BioPharm International
Volume 21, Issue 1

Cell Culture Condition Optimization


Figure 5.
Based on the results obtained with Mix #25, the customer elected to pursue further increases in performance through optimization of culture parameters rather than additional optimization of the medium. First, the culture temperature was shifted from 37 °C to 31 °C on cell culture day six, a point at which the rate of cell growth had decreased such that the viable cell density increased <50% from the previous day. Examination of the growth profile of CL1 cultured in Mix #25 or CM1 control medium subject to culture temperature shift (Figure 5A) illustrates that the low temperature significantly extends cell growth with minimum influence on the maximum viable cell density to both control and optimized medium. Metabolite analysis showed that there was no concentration difference between the high temperature and low temperature with the tested metabolites with the exception of D-Glucose. Culture in both Mix #25 and CM1 with temperature shift had much lower rates of D-Glucose consumption than those in the normal temperature (Figure 5B). For example, the D-Glucose level on day nine in cultures at 31 °C were about 10-fold higher than cultures at 37 °C (Figure 5B, inset). This finding strongly suggests that the lower rate of D-Glucose consumption might be associated with the improved cell growth.

To confirm the positive effect of higher levels of D-Glucose, glucose feeding and temperature shift were performed on CL1 cells in Mix #25. As expected, D-Glucose feeding significantly extended cell growth and the combination of D-Glucose feeding and low temperature shift together further extended the cell growth at least seven days longer compared to the control condition (Figure 5C). Analysis of IgG productivity showed that D-Glucose feeding or low temperature also improved the IgG production compared to control conditions, and the combination of the D-Glucose feeding and temperature shift further improved the maximum IgG production by >30%, from ~800 mg/L to ~1,100 mg/L (Figure 5D).

CONCLUSIONS

A new cell culture medium development platform, using the high-throughput screening, diverse selections of CHO cell culture media formulations (CHO Media Library), cell line engineering, and DOE experimental design has been introduced to accentuate medium development. Compared to traditional medium development approaches, this platform dramatically reduces costs and development time (usually less than five months). Additionally, in this study the concept of a four-component DOE mixing analysis (pyramid model) provides a more informative and efficient approach than conventional three-component DOE analysis (triangle model). Using an IgG-producing CHO clone (CL1), this new strategic platform was used to develop a well-performing formulation supporting increased IgG production from ~400 mg/L to 800 mg/L (~100%). Optimization of the cell culture conditions (low-temperature shift and D-Glucose feeding) further improved IgG productivity by an additional 30%, further demonstrating the efficacy of this approach.

ACKNOWLEDGMENTS

The authors would like to thank Mark Angeles, from Sigma-Aldrich Analytical R&D, for IgG sample analysis. We also kindly acknowledge Mark Tizzard, Mason Williams, and Susan Bridges, from SAFC Biosciences, for their review of the manuscript and informative suggestions.

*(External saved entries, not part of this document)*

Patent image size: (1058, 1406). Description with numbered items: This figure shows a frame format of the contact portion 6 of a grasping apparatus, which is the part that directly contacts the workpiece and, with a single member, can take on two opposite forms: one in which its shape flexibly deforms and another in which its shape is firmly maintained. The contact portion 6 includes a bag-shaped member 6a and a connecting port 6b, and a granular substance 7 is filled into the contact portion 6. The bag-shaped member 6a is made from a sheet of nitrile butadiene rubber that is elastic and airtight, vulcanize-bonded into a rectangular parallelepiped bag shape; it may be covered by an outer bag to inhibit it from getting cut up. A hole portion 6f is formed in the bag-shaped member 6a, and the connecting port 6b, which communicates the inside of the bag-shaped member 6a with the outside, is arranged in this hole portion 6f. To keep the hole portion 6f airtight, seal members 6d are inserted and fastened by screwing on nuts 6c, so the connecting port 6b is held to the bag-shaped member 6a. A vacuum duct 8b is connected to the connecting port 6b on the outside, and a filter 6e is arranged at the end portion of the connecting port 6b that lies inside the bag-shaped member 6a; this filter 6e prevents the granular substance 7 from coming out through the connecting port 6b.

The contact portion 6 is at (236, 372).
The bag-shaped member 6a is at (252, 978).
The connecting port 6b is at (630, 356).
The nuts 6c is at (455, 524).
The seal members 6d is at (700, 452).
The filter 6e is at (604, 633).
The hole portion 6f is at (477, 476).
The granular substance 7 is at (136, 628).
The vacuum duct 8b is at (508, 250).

Min Zhang is a senior scientist, Avril Lawshé is a scientist, Kerry Koskie is an associate scientist, Terrell Johnson is a principal scientist, Matthew V. Caple is the director, and James S. Ross is an R&D manager, all at Cell Sciences & Development, SAFC Biosciences, St. Louis, MO, 314.771.5765, ext. 3390,

REFERENCES

1. McKeehan W, McKeehan K, Ham R. The relationship between defined low-molecular-weight substances and undefined serum-derived factors in the multiplication of untransformed fibroblasts. The Growth Requirements of Vertebrate Cells In Vitro, Chapter 15 (Waymouth C, Ham R, Chapple P eds.), Cambridge Univ Press (New York). 1981;223–243.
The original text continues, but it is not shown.